Common mistakes when backing up Kafka data include:

  • Not specifying --from-beginning with kafka-console-consumer, which results in backing up only new messages.
  • Forgetting to export consumer offsets, causing issues when restoring consumers.
  • Copying Kafka log files while Kafka is running, which can cause inconsistent backups.
  • Not having enough disk space for backups.

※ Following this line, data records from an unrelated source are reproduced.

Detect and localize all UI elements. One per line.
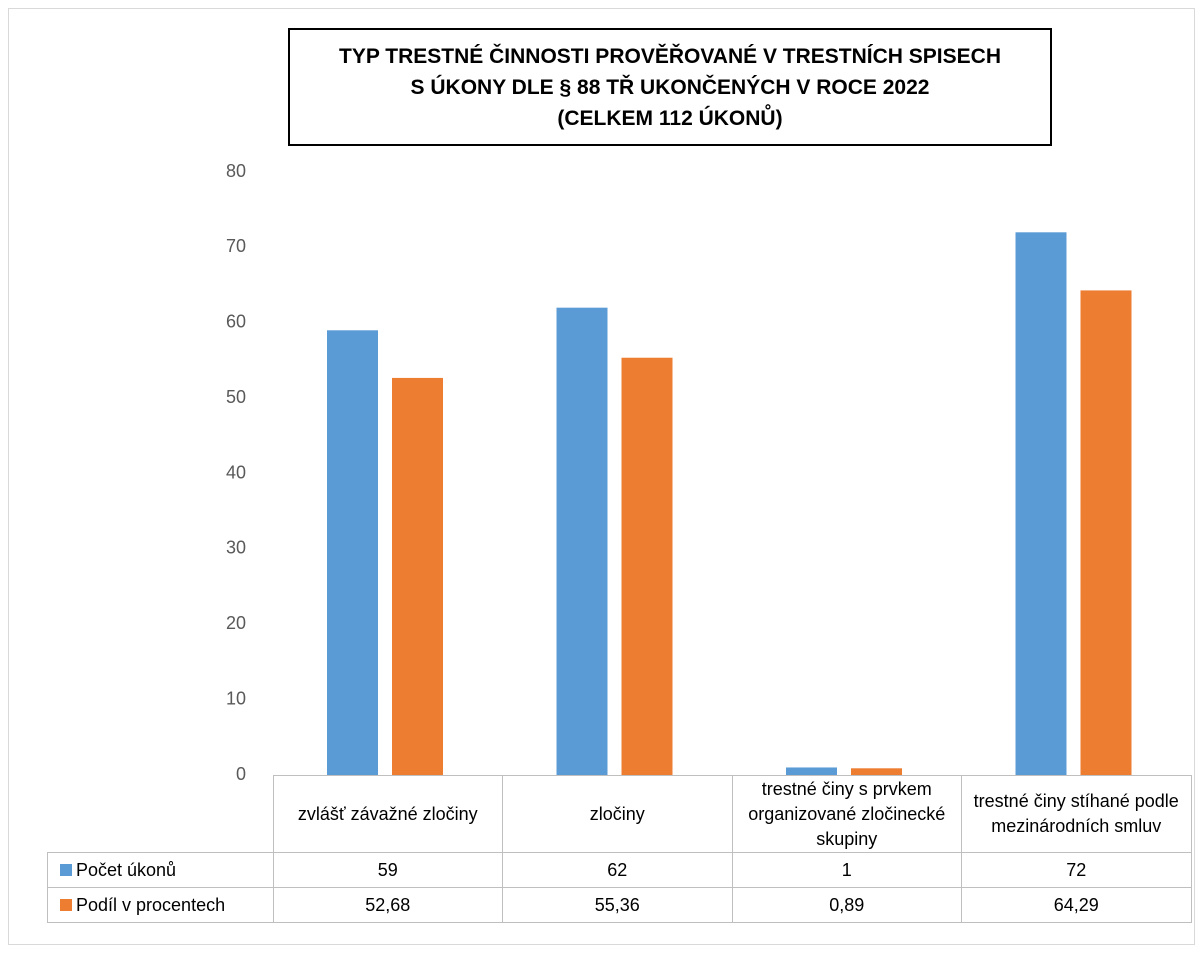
- bar: [1015, 232, 1067, 776]
- table-value: 64,29: [961, 887, 1192, 923]
- bar: [1080, 290, 1132, 775]
- category-label: zločiny: [502, 775, 733, 853]
- data-table: zvlášť závažné zločiny zločiny trestné čin…: [47, 775, 1192, 923]
- table-value: 52,68: [272, 887, 503, 923]
- title-line: TYP TRESTNÉ ČINNOSTI PROVĚŘOVANÉ V TREST…: [339, 44, 1001, 68]
- legend-label: Počet úkonů: [76, 859, 177, 880]
- table-value: 62: [502, 852, 733, 888]
- table-corner: [47, 775, 274, 853]
- table-value: 55,36: [502, 887, 733, 923]
- bar: [392, 377, 443, 775]
- table-value: 72: [961, 852, 1192, 888]
- legend-label: Podíl v procentech: [76, 894, 226, 915]
- bar: [786, 767, 837, 775]
- table-header-row: zvlášť závažné zločiny zločiny trestné čin…: [47, 775, 1192, 853]
- category-label: trestné činy stíhané podle mezinárodních…: [961, 775, 1192, 853]
- y-tick-label: 50: [226, 387, 246, 407]
- legend-cell: Podíl v procentech: [47, 887, 274, 923]
- y-tick-label: 30: [226, 538, 246, 558]
- legend-swatch: [60, 863, 72, 876]
- y-tick-label: 40: [226, 462, 246, 482]
- bar: [327, 330, 378, 775]
- category-label: zvlášť závažné zločiny: [272, 775, 503, 853]
- table-value: 1: [731, 852, 962, 888]
- bar: [556, 307, 608, 775]
- y-tick-label: 10: [226, 688, 246, 708]
- title-line: (CELKEM 112 ÚKONŮ): [557, 106, 783, 130]
- title-line: S ÚKONY DLE § 88 TŘ UKONČENÝCH V ROCE 20…: [410, 75, 930, 99]
- table-value: 0,89: [731, 887, 962, 923]
- chart-title: TYP TRESTNÉ ČINNOSTI PROVĚŘOVANÉ V TREST…: [288, 28, 1052, 146]
- chart-border: [8, 8, 1195, 945]
- y-tick-label: 0: [236, 764, 246, 784]
- category-label: trestné činy s prvkem organizované zloči…: [731, 775, 962, 853]
- table-row: Počet úkonů 59 62 1 72: [47, 852, 1192, 888]
- table-value: 59: [272, 852, 503, 888]
- y-tick-label: 70: [226, 236, 246, 256]
- bar: [851, 768, 902, 775]
- bar: [621, 357, 673, 775]
- y-tick-label: 60: [226, 312, 246, 332]
- table-row: Podíl v procentech 52,68 55,36 0,89 64,29: [47, 887, 1192, 923]
- legend-swatch: [60, 898, 72, 911]
- legend-cell: Počet úkonů: [47, 852, 274, 888]
- y-tick-label: 80: [226, 161, 246, 181]
- y-tick-label: 20: [226, 613, 246, 633]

Always stop Kafka or pause producers/consumers before copying log files for a consistent backup.

bash
Wrong:
kafka-console-consumer --bootstrap-server localhost:9092 --topic orders > backup.txt

Right:
kafka-console-consumer --bootstrap-server localhost:9092 --topic orders --from-beginning --timeout-ms 5000 > backup.txt
📊

Quick Reference

Summary tips for backing up Kafka data:

  • Use kafka-console-consumer with --from-beginning to export topic data.
  • Export consumer offsets with ExportZkOffsets tool.
  • Copy Kafka log directories only when Kafka is stopped or paused.
  • Store backups in a safe, separate location.
  • Test your backups by restoring data in a test environment.

Key Takeaways

Use kafka-console-consumer with --from-beginning to export all topic messages.
Export consumer offsets separately to maintain consumer group state.
Copy Kafka log files only when Kafka is stopped to avoid data corruption.
Store backups securely and verify them regularly.
Backing up both data and offsets ensures smooth recovery.